The Problem: Our toddler loves to scream when she’s angry or frustrated or even just happy. I know she’s probably just exercising her voice, but it’s really wearing me down. How do I handle this?
The Expert: Dr. Sheryl Ziegler, psychologist and author
The Solution: Let’s start by understanding why toddlers scream. Once we know the different reasons for screaming, we can decide how best to handle it. Toddlers scream to release energy, get attention, when they want something, or when they are protesting. And sometimes, they just truly love the sound of their own voice and they are experimenting with volume and pitch. Remember, they have under-developed impulse control at this age so if it’s fun or gets a reaction, they will keep doing it.
You can do a number of things to respond, other than yelling even louder. Yelling is not a good idea, though tempting at times.

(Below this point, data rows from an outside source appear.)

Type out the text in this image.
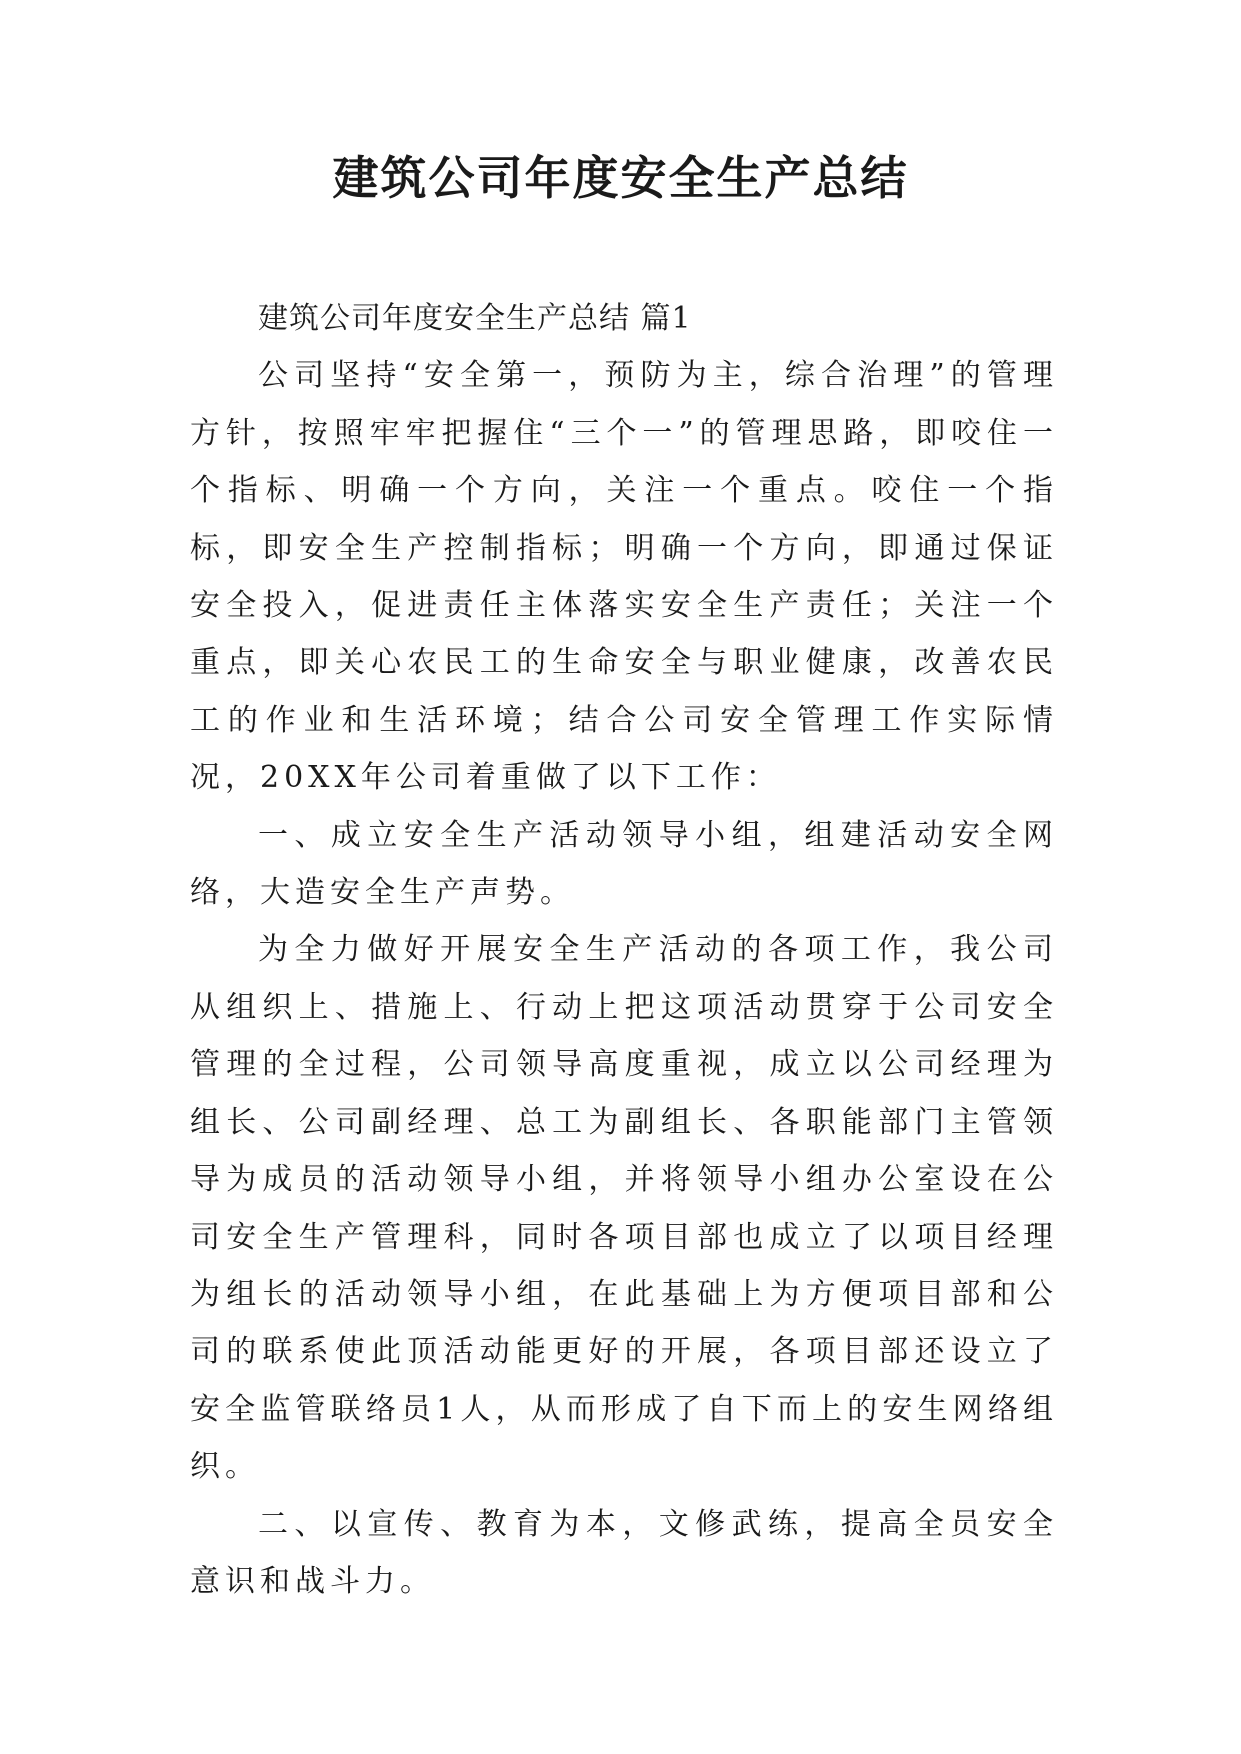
建筑公司年度安全生产总结

建筑公司年度安全生产总结 篇1

公司坚持“安全第一，预防为主，综合治理”的管理方针，按照牢牢把握住“三个一”的管理思路，即咬住一个指标、明确一个方向，关注一个重点。咬住一个指标，即安全生产控制指标；明确一个方向，即通过保证安全投入，促进责任主体落实安全生产责任；关注一个重点，即关心农民工的生命安全与职业健康，改善农民工的作业和生活环境；结合公司安全管理工作实际情况，20XX年公司着重做了以下工作：

一、成立安全生产活动领导小组，组建活动安全网络，大造安全生产声势。

为全力做好开展安全生产活动的各项工作，我公司从组织上、措施上、行动上把这项活动贯穿于公司安全管理的全过程，公司领导高度重视，成立以公司经理为组长、公司副经理、总工为副组长、各职能部门主管领导为成员的活动领导小组，并将领导小组办公室设在公司安全生产管理科，同时各项目部也成立了以项目经理为组长的活动领导小组，在此基础上为方便项目部和公司的联系使此顶活动能更好的开展，各项目部还设立了安全监管联络员1人，从而形成了自下而上的安生网络组织。

二、以宣传、教育为本，文修武练，提高全员安全意识和战斗力。
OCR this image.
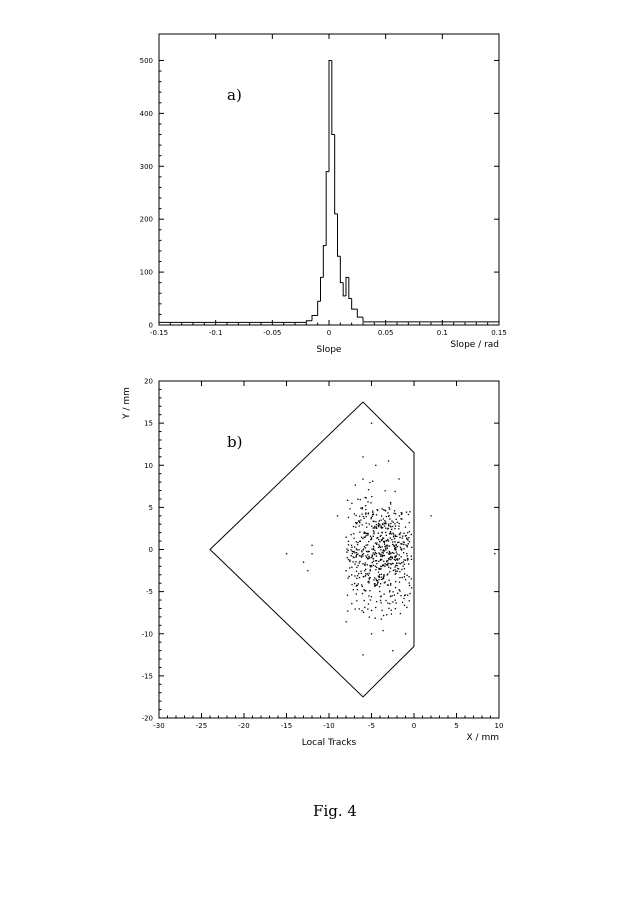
-0.15	-0.1	-0.05	0	0.05	0.1	0.15
0
100
200
300
400
500
a)
Slope	Slope / rad
-30	-25	-20	-15	-10	-5	0	5	10
-20
-15
-10
-5
0
5
10
15
20
b)
Local Tracks	X / mm
Y / mm
Fig. 4
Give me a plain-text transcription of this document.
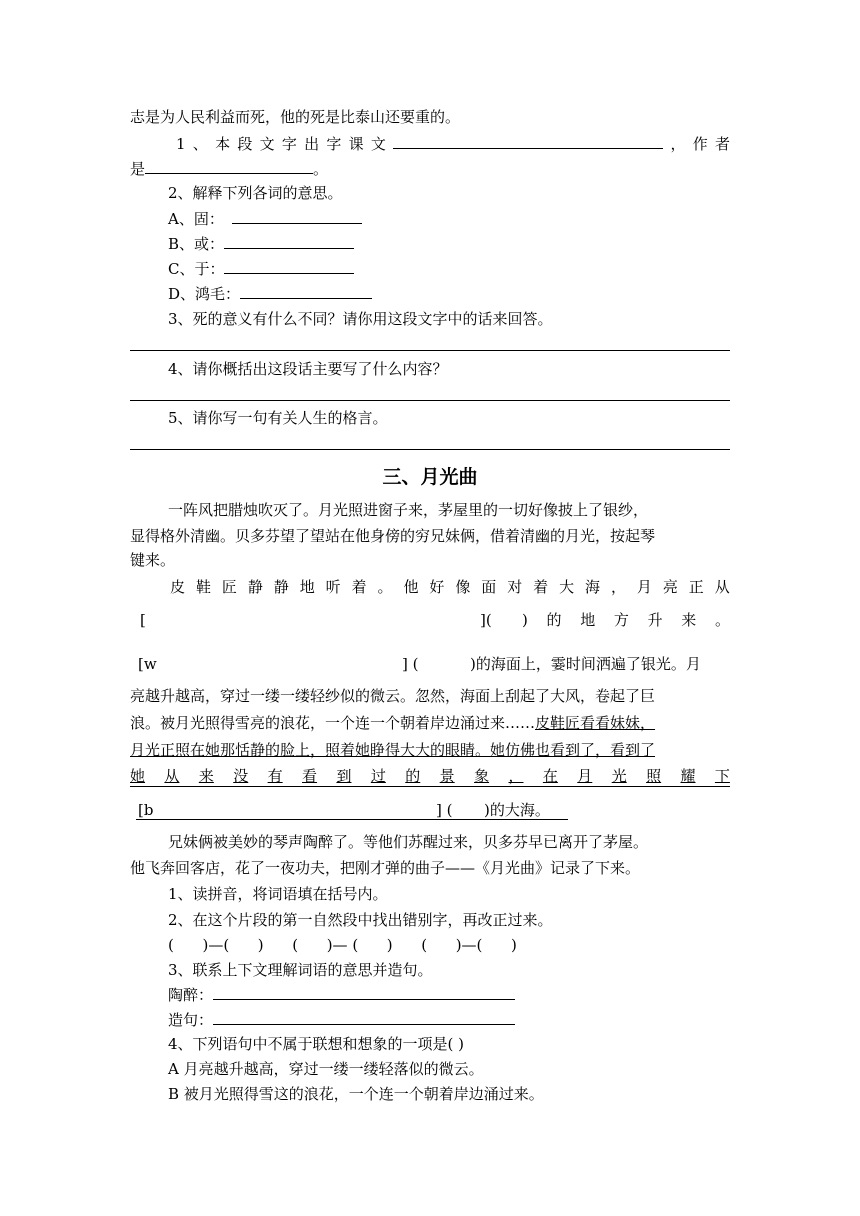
志是为人民利益而死，他的死是比泰山还要重的。
1 、 本 段 文 字 出 字 课 文	， 作 者
是	。
2、解释下列各词的意思。
A、固：
B、或：
C、于：
D、鸿毛：
3、死的意义有什么不同？请你用这段文字中的话来回答。
4、请你概括出这段话主要写了什么内容？
5、请你写一句有关人生的格言。
三、月光曲
一阵风把腊烛吹灭了。月光照进窗子来，茅屋里的一切好像披上了银纱，
显得格外清幽。贝多芬望了望站在他身傍的穷兄妹俩，借着清幽的月光，按起琴
键来。
皮 鞋 匠 静 静 地 听 着 。 他 好 像 面 对 着 大 海 ， 月 亮 正 从
[	]( ) 的 地 方 升 来 。
[w	] (	)的海面上，霎时间洒遍了银光。月
亮越升越高，穿过一缕一缕轻纱似的微云。忽然，海面上刮起了大风，卷起了巨
浪。被月光照得雪亮的浪花，一个连一个朝着岸边涌过来……皮鞋匠看看妹妹，
月光正照在她那恬静的脸上，照着她睁得大大的眼睛。她仿佛也看到了，看到了
她 从 来 没 有 看 到 过 的 景 象 ， 在 月 光 照 耀 下
[b	] ( )的大海。
兄妹俩被美妙的琴声陶醉了。等他们苏醒过来，贝多芬早已离开了茅屋。
他飞奔回客店，花了一夜功夫，把刚才弹的曲子——《月光曲》记录了下来。
1、读拼音，将词语填在括号内。
2、在这个片段的第一自然段中找出错别字，再改正过来。
(      )—(      )      (      )— (      )      (      )—(      )
3、联系上下文理解词语的意思并造句。
陶醉：
造句：
4、下列语句中不属于联想和想象的一项是( )
A 月亮越升越高，穿过一缕一缕轻落似的微云。
B 被月光照得雪这的浪花，一个连一个朝着岸边涌过来。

- Have a nonverbal cue such as hands over lips or covering your ears to gesture to your toddler that you would like her to express herself more quietly.
- Whisper back your request such as, “I want to hear your inside voice.”
- Remind your toddler of places where it is OK to scream, such as the park.
- Make facial gestures that indicate it is time to lower her voice. Toddlers love to imitate facial gestures such as widening your eyes. Be silly and exaggerated until she gets it.
- Help her exert her energy in other ways like jumping, running, or clapping.
- Turn on music to redirect the screaming toward humming or singing along.
- Ask your child to imitate animal noises instead—at least it’s more socially acceptable and usually quiets things down.
- This is a stage and it will pass. With patience, creativity, and consistent responses, you and your child will be moving right along to yet another stage.